ニセ学位で採用・昇進 全国4大学で4教員 文科省調べ朝日新聞

 出所が疑わしい「ニセ学位」をもとに04〜06年度に採用されたり昇進したりしていた教員が、全国の4大学に4人いたことが27日、文部科学省の初めての調査でわかった。同省は全大学・短大に厳正な対応を求める通知を送ったが、関係者は「判明したのは氷山の一角」として、追加調査の必要性を指摘している。

 欧米や中国などには、ニセ学位を発行する「ディグリー・ミル」(学位工場)と呼ばれる組織がある。国内でも、インターネットなどで入手したニセ学位を示して大学の教員に採用されたり、教員採用後に経歴の箔(はく)付けで入手したりするケースも出ている。

 このため文科省は7月、すべての大学・短大1195校を対象に初の調査を開始。その結果、04〜06年度にニセ学位を重要な判断要素として採用または昇進させたケースが、国立の大分大と私大3校で見つかった。大分大は工学部の准教授の採用を取り消した。

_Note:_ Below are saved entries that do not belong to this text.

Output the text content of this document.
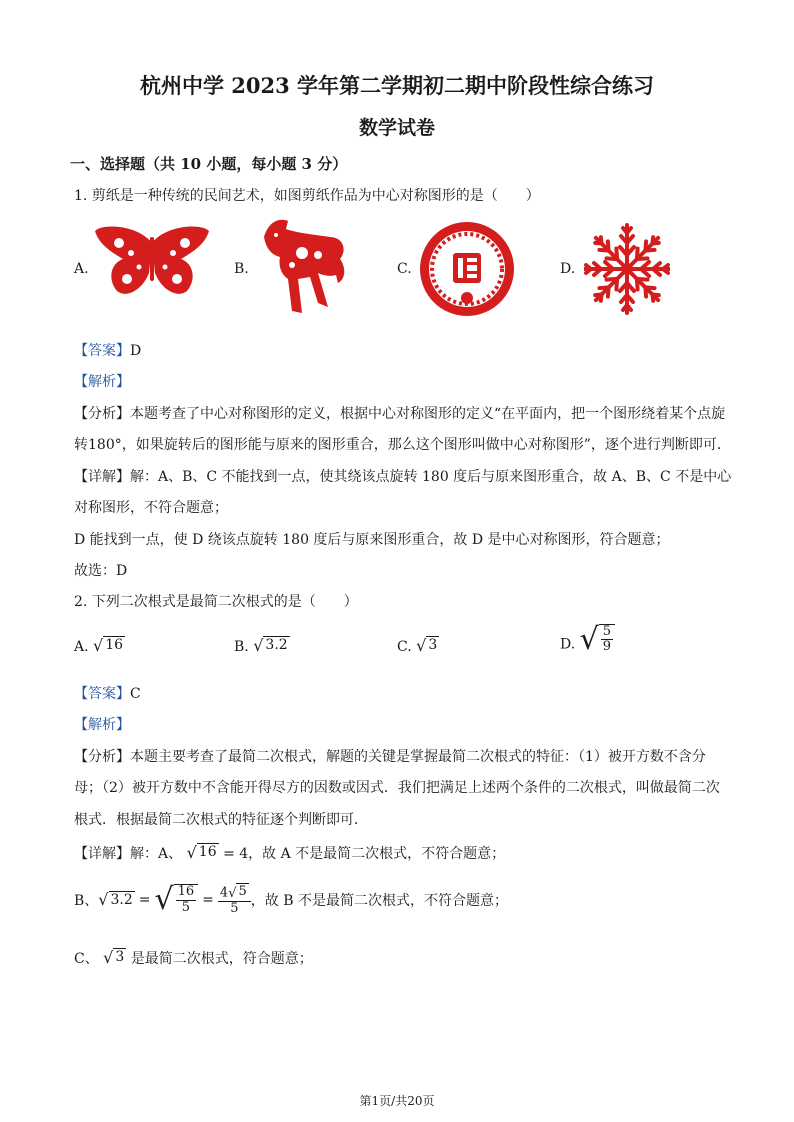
杭州中学 2023 学年第二学期初二期中阶段性综合练习
数学试卷
一、选择题（共 10 小题，每小题 3 分）
1. 剪纸是一种传统的民间艺术，如图剪纸作品为中心对称图形的是（　　）
A.	B.	C.	D.
【答案】D
【解析】
【分析】本题考查了中心对称图形的定义，根据中心对称图形的定义“在平面内，把一个图形绕着某个点旋
转180°，如果旋转后的图形能与原来的图形重合，那么这个图形叫做中心对称图形”，逐个进行判断即可．
【详解】解：A、B、C 不能找到一点，使其绕该点旋转 180 度后与原来图形重合，故 A、B、C 不是中心
对称图形，不符合题意；
D 能找到一点，使 D 绕该点旋转 180 度后与原来图形重合，故 D 是中心对称图形，符合题意；
故选：D
2. 下列二次根式是最简二次根式的是（　　）
A. √ 16	B. √ 3.2	C. √ 3	D. √ $\frac{5}{9}$
【答案】C
【解析】
【分析】本题主要考查了最简二次根式，解题的关键是掌握最简二次根式的特征：（1）被开方数不含分
母；（2）被开方数中不含能开得尽方的因数或因式．我们把满足上述两个条件的二次根式，叫做最简二次
根式．根据最简二次根式的特征逐个判断即可．
【详解】解：A、 √ 16 = 4，故 A 不是最简二次根式，不符合题意；
B、 √ 3.2 = √ $\frac{16}{5} = \frac{4 √ 5}{5}$ ，故 B 不是最简二次根式，不符合题意；
C、 √ 3 是最简二次根式，符合题意；
第1页/共20页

 また、大学案内などの教員紹介欄にニセ学位を表示していたケースも、熊本大など国立大10校、公立大4校、私立大28校、私立短大4校の計46校(計48人分)あった。文科省は「非公表の前提で調べた」として、大学名や、学長や教授などの職名を公表していないが、大分、熊本両大は自主的に公表した。

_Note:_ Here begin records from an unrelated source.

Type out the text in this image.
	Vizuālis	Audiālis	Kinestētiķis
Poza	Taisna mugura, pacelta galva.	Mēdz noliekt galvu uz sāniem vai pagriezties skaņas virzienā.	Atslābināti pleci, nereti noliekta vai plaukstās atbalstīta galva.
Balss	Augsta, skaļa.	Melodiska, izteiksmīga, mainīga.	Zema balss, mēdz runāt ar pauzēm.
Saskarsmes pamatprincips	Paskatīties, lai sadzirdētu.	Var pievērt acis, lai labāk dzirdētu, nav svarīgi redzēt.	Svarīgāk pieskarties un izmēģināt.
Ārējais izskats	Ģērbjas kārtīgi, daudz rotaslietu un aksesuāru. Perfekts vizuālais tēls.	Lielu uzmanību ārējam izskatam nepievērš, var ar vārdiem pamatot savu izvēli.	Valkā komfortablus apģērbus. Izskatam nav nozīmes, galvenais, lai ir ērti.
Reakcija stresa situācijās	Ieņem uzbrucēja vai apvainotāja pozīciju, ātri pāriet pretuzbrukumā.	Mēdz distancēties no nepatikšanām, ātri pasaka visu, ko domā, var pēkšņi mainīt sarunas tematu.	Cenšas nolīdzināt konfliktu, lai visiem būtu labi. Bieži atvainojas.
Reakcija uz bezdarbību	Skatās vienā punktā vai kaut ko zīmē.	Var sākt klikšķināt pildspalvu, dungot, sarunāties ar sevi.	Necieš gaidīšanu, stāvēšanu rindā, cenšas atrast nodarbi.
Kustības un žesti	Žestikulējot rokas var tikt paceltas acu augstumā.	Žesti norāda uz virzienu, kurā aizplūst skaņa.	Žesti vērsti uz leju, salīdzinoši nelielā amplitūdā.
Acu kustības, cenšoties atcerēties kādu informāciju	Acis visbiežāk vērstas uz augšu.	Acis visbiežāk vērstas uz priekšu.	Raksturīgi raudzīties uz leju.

 教員らが「本物」と信じているケースもあり、「偽物」と承知したうえで記入した者は特定できないとしている。

 ニセ学位に詳しい静岡県立大の小島茂教授(国際社会論)の話 文科省が調査したこと自体が、大学に緊張感を持たせたので貴重な第一歩だ。しかし、関係者の間ではニセ学位で採用された教員は数十人はいるとされており、今回の判明分は氷山の一角。文科省は今後、米韓のように大学や教員の名前を公表し、社会的制裁を加えることを検討すべきだ。